# Small pigeon loft



## dovegirl

Hello All,

My dad and I want to build a small pigeon loft for a few pet pigeons.

We don't have much space in our back yard. 

Here is a picture of the loft we want to build. (I can't remember the site where I found this picture.)

Is this a good loft for about 3 or 4 pet pigeons? 

Regards
Ellie


----------



## Lovebirds

I would opt for a little better design if I was you. A driving rain and those birds have no where to go. A strong wind blowing directly towards the front and they have no where to go. COULD they live in that pen. Sure. WOULD they be happy in it? I doubt it. I would come up with some design that allows the birds to get into a closed area.......all four sides.......with a door of course so that they could go in and out at will. Then attach the aviary to the front so they can get out and enjoy the sunshine or even lay in the rain. This way, they could get out of the elements at will, whether it be rain, snow, sun or wind............For 4 birds or less, it doesn't have to be BIG, but it should be comfortable. We built a chicken coop last year but no longer have the chickens. I just finished letting 2 pairs of birds raise a round of babies. It worked out perfect. If you need the bobs like in your picture, you would have to do some modification but we built the coop along with an 8ft run/aviary for $250. If you would like to see pictures, I could post a few.........oh, the size of the coop is 4 X 4.


----------



## Lovebirds

I see you're in Australia............guess you don't get snow huh?? You lucky girl.......


----------



## Lorraine

One of the members here....Alaska....also an Aussie (maybe Sydney also).....posted some pictures of the loft he made for his birds......it looked great!......maybe look up his old posts or email him?

Lorraine


----------



## Skyeking

Hi Ellie,

Thank you for looking for safe and happy housing for your pets.
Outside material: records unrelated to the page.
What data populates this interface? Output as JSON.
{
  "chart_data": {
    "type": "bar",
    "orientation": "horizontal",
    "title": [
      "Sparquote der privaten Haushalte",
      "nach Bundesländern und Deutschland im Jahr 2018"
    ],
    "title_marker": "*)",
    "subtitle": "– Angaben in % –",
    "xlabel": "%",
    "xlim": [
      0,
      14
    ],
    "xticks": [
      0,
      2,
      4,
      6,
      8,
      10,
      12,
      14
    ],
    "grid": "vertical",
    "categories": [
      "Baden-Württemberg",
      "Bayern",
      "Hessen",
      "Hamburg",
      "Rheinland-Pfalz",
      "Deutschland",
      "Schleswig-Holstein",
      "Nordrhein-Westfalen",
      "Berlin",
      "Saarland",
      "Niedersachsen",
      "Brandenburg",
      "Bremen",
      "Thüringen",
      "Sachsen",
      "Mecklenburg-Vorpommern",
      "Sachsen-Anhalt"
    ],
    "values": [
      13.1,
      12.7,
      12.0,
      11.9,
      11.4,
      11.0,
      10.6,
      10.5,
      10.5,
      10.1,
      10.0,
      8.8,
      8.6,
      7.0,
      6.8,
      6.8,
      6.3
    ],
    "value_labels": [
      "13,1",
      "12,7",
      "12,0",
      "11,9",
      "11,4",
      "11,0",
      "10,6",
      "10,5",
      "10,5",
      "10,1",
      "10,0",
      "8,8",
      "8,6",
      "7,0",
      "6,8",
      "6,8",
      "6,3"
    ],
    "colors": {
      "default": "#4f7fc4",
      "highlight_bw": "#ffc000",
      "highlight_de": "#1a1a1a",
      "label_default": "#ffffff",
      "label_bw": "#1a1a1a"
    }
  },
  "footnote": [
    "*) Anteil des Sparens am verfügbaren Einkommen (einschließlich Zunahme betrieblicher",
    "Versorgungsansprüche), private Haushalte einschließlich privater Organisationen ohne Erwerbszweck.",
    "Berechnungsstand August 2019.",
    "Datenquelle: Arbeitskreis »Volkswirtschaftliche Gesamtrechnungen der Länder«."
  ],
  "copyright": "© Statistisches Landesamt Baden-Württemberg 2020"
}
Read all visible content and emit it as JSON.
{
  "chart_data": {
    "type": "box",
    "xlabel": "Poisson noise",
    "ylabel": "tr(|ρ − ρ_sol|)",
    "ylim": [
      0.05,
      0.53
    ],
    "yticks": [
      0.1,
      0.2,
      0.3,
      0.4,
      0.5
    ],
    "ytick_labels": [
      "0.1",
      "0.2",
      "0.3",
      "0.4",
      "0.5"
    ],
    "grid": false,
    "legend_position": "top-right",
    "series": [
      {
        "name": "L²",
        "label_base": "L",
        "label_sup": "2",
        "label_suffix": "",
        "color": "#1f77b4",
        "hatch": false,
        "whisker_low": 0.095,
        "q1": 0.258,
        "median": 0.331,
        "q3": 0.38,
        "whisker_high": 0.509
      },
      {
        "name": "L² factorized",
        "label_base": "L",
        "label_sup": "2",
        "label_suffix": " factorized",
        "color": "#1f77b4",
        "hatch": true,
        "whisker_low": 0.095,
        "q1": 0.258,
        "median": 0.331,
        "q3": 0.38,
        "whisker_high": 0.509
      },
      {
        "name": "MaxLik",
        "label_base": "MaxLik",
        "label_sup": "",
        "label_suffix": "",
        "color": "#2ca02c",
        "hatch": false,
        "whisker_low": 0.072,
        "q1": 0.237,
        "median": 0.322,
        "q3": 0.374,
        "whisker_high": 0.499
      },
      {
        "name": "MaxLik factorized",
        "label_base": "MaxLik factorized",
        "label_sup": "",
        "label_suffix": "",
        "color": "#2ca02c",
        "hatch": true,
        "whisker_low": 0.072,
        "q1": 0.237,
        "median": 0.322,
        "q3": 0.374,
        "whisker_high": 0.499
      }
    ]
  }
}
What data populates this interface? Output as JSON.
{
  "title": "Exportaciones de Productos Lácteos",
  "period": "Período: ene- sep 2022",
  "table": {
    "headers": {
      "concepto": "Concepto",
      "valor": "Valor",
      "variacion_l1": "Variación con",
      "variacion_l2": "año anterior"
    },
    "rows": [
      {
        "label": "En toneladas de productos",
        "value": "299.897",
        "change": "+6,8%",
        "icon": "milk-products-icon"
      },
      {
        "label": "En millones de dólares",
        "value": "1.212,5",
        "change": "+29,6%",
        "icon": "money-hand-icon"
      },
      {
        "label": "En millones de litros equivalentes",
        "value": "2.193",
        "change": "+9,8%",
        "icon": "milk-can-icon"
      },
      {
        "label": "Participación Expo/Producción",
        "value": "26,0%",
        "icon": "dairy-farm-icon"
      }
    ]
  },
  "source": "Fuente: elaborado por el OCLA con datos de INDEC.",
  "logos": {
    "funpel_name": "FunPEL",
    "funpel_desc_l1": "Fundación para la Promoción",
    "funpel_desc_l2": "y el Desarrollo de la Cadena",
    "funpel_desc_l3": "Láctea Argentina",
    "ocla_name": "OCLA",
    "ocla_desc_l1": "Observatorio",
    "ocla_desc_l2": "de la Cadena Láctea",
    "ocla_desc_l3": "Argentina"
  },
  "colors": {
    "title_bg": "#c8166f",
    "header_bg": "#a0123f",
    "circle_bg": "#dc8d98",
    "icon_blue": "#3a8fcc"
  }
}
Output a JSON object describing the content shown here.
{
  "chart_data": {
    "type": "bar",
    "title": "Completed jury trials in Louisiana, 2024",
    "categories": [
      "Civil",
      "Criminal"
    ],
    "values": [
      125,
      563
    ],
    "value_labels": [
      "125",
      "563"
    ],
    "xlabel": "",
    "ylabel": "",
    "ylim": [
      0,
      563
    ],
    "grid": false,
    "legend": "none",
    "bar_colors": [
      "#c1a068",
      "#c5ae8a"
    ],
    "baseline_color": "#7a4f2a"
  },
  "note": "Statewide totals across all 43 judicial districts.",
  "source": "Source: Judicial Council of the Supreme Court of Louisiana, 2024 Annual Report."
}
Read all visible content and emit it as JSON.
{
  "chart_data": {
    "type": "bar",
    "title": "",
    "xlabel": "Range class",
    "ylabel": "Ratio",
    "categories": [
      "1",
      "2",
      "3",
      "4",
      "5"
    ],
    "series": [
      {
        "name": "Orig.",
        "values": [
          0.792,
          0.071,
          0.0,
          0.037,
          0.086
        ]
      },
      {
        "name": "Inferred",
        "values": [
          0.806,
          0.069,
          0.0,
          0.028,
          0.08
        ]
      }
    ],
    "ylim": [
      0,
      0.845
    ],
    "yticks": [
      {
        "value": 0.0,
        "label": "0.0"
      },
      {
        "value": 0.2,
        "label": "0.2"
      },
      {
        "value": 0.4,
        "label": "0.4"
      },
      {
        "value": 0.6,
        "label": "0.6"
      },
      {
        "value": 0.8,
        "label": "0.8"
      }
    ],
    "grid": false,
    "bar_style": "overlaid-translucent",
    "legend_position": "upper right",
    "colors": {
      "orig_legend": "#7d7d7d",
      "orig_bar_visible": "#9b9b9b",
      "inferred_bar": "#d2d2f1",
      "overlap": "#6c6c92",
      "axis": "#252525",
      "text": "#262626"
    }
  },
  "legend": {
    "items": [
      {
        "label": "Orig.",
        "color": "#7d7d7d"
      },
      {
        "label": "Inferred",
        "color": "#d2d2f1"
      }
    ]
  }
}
Pet pigeons, above all, need room for flight, as it is unwise to release them outside for excercise.

I just want to add that the picture shows chicken wire, for the entire front closure, which is something else we don't recommend at all, because it will allow predators, to get in like it is paper.

The loft can be simple as long as it is predator, rain and draft proof.


----------



## george simon

*Roller Kit Loft*

HI ELLIE, The loft that you show in your post looks like a small roller kit loft about 6 birds max. I will go to google later to see if I can find the site that that small loft is on.I think your dad and you can come up with something that would cover the front during bad weather.   GEORGE


----------



## Lin Hansen

Lorraine said:


> One of the members here....Alaska....also an Aussie (maybe Sydney also).....posted some pictures of the loft he made for his birds......it looked great!......maybe look up his old posts or email him?
> 
> Lorraine


Hi Ellie,

I found the thread that Lorraine is talking about:

http://www.pigeons.biz/forums/showthread.php?t=12953

Alaska's comments are on post #11....unfortunately, I tried the link that was supplied to show a photo of his loft, and it doesn't seem to be working at this time. Perhaps his description will help you and also, perhaps if Alaska signs on and sees this thread, he will provide another photo.

You can also utilize our "Search" option: Just type in "small loft design" or something similar and check out the threads that come up. There may be pictures or blueprints that will give you some ideas.

Good luck,
Linda


----------



## dovegirl

Hi,

I found that website that had the loft photo.

http://ceremonydove.com/ and 

http://ceremonydove.com/Photos.htm

Ellie


----------



## dovegirl

Renee,

We don't have much space for a covered pigeon house and an open area.

If we make the roof bigger to protect from the rain and also cover up half of the front section, would that be OK?

Here is a picture I drew.

Ellie.


----------



## Lovebirds

Ellie

Are these birds that you already have somewhere or are you wanting to get some birds? I agree with the others that pigeons need room to fly, at least a little and that is an awfully small space to be confined in for the rest of your life. I really think you need to rethink this?? That's just my opinion. Do you plan to get homers or what type of bird? There's a whole lot more to this than just building a cage and throwing some birds in it. I"m not trying to discourage you, but we need to do some thinking and see what we come up with. Any chance of getting a good picture of your back yard??


----------



## Happy

Dovegirl & others, Aways Slope - Slant a Roof of your Pigeon Loft towards the front. That way you can see in a glance if a Cat, Hawk, one of your Pigeons, etc. is on the top of the Loft. Other reasons you have more rear Loft room for perches, nestboxes, less space for rain/snow to come in etc. etc.... Just the opposite of the little Loft you have a picture of.
This works best for me... Happy


----------



## Skyeking

Happy said:


> Dovegirl & others, Aways Slope - Slant a Roof of your Pigeon Loft towards the front. That way you can see in a glance if a Cat, Hawk, one of your Pigeons, etc. is on the top of the Loft. Other reasons you have more rear Loft room for perches, nestboxes, less space for rain/snow to come in etc. etc.... Just the opposite of the little Loft you have a picture of.
> This works best for me... Happy



Yep. I can't imagine sloping the roof like that when it is attached to another building, because the flow of rain is in the wrong direction as it has nowhere to go, except into the wall.


----------